There’s inevitably an element of comparing the motifs with precursive signatures: the tunnel-like vocal reverb is a Sisters signature that’s become a trope that so many bands have tried to emulate, with varying degrees of success.

The aforementioned ‘Everything’ is a hypnotic mesh of shoegaze that draws together early Lorries and All About Eve’s ‘Phased’, and Troy Payne’s vocals are treated with a steely metallic edge that replicates Chris Reed’s sound. Elsewhere, if the drum sound and overall structure of ‘Emily Closer’ is a Sisters / Rosetta Stone / Suspiria lift, the atmosphere is more Curesque, which the title kind of implies is the aim, and ‘Big Empty’ is hollow, brittle, a blanks pace of flanged bass and claustrophobically intense reverb.
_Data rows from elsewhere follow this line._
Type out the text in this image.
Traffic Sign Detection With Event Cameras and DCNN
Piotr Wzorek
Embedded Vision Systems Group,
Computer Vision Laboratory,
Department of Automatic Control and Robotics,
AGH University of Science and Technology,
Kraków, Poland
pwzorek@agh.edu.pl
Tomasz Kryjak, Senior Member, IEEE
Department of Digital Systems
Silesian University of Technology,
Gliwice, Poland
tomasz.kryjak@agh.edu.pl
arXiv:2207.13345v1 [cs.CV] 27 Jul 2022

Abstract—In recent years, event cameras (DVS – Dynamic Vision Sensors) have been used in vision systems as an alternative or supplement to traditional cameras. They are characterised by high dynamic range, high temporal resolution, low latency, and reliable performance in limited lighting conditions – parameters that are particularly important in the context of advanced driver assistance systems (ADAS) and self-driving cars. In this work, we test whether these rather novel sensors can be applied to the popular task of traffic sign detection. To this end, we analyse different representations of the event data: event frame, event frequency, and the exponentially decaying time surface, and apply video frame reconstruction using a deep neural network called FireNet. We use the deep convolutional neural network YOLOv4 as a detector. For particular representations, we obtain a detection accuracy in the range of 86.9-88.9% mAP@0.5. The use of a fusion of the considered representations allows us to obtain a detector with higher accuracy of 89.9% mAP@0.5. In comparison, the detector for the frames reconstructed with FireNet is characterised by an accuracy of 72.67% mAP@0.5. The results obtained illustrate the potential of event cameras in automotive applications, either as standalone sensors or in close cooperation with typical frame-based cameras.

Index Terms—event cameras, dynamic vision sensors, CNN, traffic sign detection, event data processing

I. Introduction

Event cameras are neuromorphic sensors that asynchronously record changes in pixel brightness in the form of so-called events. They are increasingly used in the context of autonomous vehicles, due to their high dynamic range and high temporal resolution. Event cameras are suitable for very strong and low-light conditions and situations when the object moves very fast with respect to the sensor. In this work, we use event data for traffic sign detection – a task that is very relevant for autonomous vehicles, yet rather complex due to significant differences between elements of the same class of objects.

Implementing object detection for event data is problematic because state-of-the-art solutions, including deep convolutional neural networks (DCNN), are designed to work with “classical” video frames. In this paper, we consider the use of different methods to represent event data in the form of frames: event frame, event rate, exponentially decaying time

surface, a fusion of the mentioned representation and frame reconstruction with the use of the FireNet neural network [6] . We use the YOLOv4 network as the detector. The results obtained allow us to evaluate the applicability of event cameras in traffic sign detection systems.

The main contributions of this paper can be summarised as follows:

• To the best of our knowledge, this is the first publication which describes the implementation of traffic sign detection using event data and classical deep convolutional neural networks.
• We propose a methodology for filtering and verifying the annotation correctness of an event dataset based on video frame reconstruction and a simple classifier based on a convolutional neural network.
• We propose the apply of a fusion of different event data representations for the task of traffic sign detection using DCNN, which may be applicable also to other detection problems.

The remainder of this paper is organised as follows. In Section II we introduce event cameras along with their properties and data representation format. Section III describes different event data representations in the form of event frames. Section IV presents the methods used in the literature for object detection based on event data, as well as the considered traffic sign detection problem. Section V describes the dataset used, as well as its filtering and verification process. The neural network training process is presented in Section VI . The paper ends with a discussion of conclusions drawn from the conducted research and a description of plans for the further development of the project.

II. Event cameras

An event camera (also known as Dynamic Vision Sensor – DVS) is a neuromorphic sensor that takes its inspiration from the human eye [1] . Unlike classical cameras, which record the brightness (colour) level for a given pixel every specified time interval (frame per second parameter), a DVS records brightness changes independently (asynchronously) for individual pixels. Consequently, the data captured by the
‘Figurine’ marks a lurch into Fields of the Nephilim, and with the bombastic layers of female backing vocals wafting over some icy synths and a bassline that’s pure Simon Gallup on the last track, ‘Rusted’, it seems like The Wake have got all the goth bases covered. On the one hand, I should be irritated, as these things perpetuate the sameness of goth bands that’s been a bugbear of mine for years, largely because it feels self-limiting, like a genre trapped in time. But when it’s this well executed and the songs and production are this strong… you just can’t knock it.

Perfumes and Fripperies isn’t a great title, but it is a great album.